W kilka chwil stracili cały dobytek życia. Akcja straży trwała blisko siedem godzin, pożar gasiło sześć zastępów. Dzisiaj strażacy z OSP Resko ponownie dogaszali pogorzelisko.
OPS Resko deklaruje pomoc
- Dzisiaj pracownicy OPS Resko i Strażnik Miejski pojechali do Sosnówka. Przeprowadzili z Panem wywiad, zaproponowaliśmy nocleg, ale nie przyjął. Poprosił tylko o pomoc przy ustawieniu kontenera. Zaproponowaliśmy również pomoc dla dwóch koni które tam przebywają. OPS pozostaje w kontakcie z tym Panem, przewidziany jest również zasiłek celowy. Proponowano różne rozwiązania, jednak większości tych propozycji ten Pan nie przyjmuje - powiedziała Danuta Mielcarek, sekretarz gminy Resko.
- Pomoc na pewno będzie zapewniona, czekamy na Pana aby uzgodnić wszystkie szczegóły. Byliśmy tam na miejscu, zaproponowaliśmy nocleg.
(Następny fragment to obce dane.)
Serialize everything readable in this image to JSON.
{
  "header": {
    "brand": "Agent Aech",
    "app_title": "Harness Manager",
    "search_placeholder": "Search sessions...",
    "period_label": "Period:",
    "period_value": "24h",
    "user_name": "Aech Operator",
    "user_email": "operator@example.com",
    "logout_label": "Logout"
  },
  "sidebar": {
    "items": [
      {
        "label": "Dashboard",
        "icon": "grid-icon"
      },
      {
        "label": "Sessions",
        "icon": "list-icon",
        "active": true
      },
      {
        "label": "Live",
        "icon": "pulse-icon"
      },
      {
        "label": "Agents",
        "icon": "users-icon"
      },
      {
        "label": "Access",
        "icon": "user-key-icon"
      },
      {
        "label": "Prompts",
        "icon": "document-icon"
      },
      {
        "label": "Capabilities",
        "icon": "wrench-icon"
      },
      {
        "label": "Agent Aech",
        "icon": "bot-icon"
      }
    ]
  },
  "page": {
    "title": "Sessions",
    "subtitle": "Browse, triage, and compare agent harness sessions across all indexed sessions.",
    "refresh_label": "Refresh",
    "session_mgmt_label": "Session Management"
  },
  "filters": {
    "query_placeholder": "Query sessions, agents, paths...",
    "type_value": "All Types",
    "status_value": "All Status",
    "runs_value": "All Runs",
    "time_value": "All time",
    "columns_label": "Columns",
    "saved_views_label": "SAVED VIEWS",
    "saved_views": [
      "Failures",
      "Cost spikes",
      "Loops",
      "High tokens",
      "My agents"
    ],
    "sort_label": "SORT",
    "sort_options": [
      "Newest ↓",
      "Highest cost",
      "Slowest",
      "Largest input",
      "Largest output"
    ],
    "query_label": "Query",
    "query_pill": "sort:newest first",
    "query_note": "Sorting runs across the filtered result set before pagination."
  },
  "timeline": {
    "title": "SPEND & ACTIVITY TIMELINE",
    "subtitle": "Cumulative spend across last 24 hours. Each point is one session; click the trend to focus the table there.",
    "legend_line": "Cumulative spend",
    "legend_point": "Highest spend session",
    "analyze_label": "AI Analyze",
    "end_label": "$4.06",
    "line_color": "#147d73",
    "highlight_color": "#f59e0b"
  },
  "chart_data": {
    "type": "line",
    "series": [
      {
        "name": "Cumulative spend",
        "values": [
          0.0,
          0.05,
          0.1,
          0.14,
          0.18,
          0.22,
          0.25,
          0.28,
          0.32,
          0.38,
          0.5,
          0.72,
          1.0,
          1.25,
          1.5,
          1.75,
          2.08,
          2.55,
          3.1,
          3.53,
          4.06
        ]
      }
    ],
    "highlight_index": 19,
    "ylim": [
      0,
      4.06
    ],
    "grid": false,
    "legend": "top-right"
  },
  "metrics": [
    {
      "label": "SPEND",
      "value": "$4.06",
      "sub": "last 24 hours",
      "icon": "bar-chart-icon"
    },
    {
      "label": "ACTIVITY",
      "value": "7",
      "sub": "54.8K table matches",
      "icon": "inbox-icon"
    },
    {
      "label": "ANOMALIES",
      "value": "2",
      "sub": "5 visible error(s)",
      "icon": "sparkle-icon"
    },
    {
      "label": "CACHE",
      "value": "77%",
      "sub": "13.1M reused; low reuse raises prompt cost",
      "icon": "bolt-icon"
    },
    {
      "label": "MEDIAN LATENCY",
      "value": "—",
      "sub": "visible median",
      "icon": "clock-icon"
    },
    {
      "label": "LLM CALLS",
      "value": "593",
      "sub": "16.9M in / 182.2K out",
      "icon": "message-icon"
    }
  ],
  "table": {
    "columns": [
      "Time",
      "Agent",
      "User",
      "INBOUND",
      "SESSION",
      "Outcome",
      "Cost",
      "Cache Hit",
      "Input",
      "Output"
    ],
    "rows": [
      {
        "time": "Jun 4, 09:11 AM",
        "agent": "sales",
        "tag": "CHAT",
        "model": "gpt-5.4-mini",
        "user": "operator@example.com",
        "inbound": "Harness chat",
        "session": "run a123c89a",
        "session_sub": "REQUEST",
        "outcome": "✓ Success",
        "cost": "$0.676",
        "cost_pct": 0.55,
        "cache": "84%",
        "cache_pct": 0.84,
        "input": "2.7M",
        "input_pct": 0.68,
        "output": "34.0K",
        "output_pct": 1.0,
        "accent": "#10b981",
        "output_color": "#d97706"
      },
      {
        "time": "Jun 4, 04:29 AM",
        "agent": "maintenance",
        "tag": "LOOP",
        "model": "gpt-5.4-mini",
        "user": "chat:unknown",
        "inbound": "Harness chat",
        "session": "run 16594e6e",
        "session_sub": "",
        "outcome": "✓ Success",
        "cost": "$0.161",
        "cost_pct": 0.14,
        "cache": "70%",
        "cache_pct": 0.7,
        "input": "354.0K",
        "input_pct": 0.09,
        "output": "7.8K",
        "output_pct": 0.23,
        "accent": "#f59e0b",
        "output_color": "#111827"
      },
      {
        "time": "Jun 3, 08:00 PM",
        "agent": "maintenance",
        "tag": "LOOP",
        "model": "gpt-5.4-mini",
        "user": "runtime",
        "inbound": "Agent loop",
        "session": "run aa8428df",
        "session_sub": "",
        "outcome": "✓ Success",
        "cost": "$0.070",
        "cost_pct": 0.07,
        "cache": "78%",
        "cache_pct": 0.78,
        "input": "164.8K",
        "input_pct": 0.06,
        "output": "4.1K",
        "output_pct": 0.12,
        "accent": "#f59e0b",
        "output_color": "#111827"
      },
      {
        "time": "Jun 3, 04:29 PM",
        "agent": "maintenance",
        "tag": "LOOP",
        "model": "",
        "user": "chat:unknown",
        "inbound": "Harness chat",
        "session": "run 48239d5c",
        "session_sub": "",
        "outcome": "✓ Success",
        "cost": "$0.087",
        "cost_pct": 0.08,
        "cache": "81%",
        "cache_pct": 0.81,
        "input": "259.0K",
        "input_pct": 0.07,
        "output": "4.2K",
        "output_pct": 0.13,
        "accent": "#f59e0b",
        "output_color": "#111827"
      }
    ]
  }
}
Jednak ta propozycja nie została przyjęta, ten Pan chce tam przebywać i pilnować wszystkiego aby nikt nie rozkradł tego co pozostało. Na chwilę obecną poprosił tylko o grzejnik, ale to na pewno jeszcze nie wszystko czego potrzebuje. Chce zamieszkać w kontenerze który tam stoi. Dom tego Państwa został zupełnie zniszczony, pozostały tylko zabudowania gospodarcze. Czekamy na kolejne spotkanie, aby uzgodnić kolejne formy pomocy - powiedziała Joanna Daśko, pracownik ośrodka Pomocy Społecznej w Resku.